26.落とし所として

「それで、結局彼女はどうなったのですか?」


 書類を手早く仕分けしながら、セヴリールが尋ねた。自身のサインを入れたものを脇に避けてローザティアは、薄く笑みを浮かべる。


「ジェイミアは終身刑。処刑も考えたがどうも、死ぬことが本人の利益になりかねない発言をしていたのでな」

「していましたね。私には理解できない思考ですが」

「あのような考え、理解しなくていい」


 『国家転覆を狙い、王位継承権第一位の王女を殺害せんとした罪』を背負わされた女性教師の顛末を口にして、王女は軽く頭を振る。

 人生をゲームとみなし、望む終わりが来なかったために次の人生をと望んだ彼女には、終わりを先へ先へと伸ばすこの刑が一番ふさわしいだろう。彼女が収められた場所にまつわる『噂』もまた、その決定を後押しした。


「いつまで生きるかはわからんが、城の地下牢で心ゆくまで永らえてもらうぞ」

「あそこの噂、本当なんですか?」

「そういう伝承なんだがな、何しろ終身刑になるような程々の罪を犯すやつがいなくてなあ。調べるにはちょうどいい」

「まあ、そうなりますか」


 もっとも、実際のところ死のうとしても死ねない、などという噂の真贋など誰も確認していない。ジェイミアが自ら望んで終わろうとしたときに、さてどうなるか……ローザティアは、観測対象として彼女をそこに収めたのだろう。

 結果がどうなろうとも、それは観測記録にしかならない。それ以上の関心はもう、彼女に対して持たれることはない。その証拠にローザティアは、あっさりと話の内容を切り替えた。


「ジョエルはオーミディ辺境伯が引き取った。宰相の希望により、ニルディックも一緒にな。辺境伯は二人まとめて、死なない程度に鍛え上げてみせましょう、などと言っておったぞ」

「オーミディ卿の基準では、すぐに再起不能になりかねませんが……まあ、奥方が何とかされるでしょう」

「夫人に引き渡されたら、砦の掃除を二人だけでやれとか言われかねんぞ」

「……それはそれで……」


 はっはっは、と笑うローザティアの顔にセヴリールは、苦笑で答える。

 オーミディ辺境伯の夫人はこの王女に負けず劣らずの豪傑で、ひょろひょろの新兵にトレーニングだといって彼らが使う宿舎の掃除や食料の下ごしらえなどをさせる。彼女自身も国境警備隊の隊員を務め、それなりの腕力を誇るという。
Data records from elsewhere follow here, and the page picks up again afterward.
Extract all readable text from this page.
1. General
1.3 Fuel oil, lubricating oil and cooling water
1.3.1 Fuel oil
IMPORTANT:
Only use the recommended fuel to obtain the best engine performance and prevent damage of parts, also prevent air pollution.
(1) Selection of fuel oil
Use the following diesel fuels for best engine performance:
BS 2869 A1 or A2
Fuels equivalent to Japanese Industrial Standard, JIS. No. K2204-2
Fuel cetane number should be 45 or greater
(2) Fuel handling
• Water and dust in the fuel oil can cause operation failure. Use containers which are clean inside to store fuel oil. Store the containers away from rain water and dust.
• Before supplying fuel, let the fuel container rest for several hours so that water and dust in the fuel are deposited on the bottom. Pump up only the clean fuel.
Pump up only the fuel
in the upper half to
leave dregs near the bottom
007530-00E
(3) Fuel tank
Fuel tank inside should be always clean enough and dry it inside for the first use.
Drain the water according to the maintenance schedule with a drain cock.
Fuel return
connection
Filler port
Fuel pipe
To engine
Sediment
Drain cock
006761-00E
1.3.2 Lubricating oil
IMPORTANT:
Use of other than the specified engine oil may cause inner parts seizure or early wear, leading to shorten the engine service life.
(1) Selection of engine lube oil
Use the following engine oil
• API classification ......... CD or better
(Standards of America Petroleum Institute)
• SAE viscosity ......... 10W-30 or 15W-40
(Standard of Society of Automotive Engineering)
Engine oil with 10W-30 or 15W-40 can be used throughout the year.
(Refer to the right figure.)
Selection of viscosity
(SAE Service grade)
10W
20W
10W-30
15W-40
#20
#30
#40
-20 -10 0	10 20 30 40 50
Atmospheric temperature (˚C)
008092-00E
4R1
 ……もっとも、我が子の教育にまではなかなか手が回らず、結果としてジョエルはマリエッタとの婚約を保留という形になったようだ。

 宰相子息のニルディックは、リーチェリーナとの婚約は一旦白紙撤回となったらしい。オーミディ辺境伯のもとで鍛錬を積み上げてから改めて、良い縁があればということになる。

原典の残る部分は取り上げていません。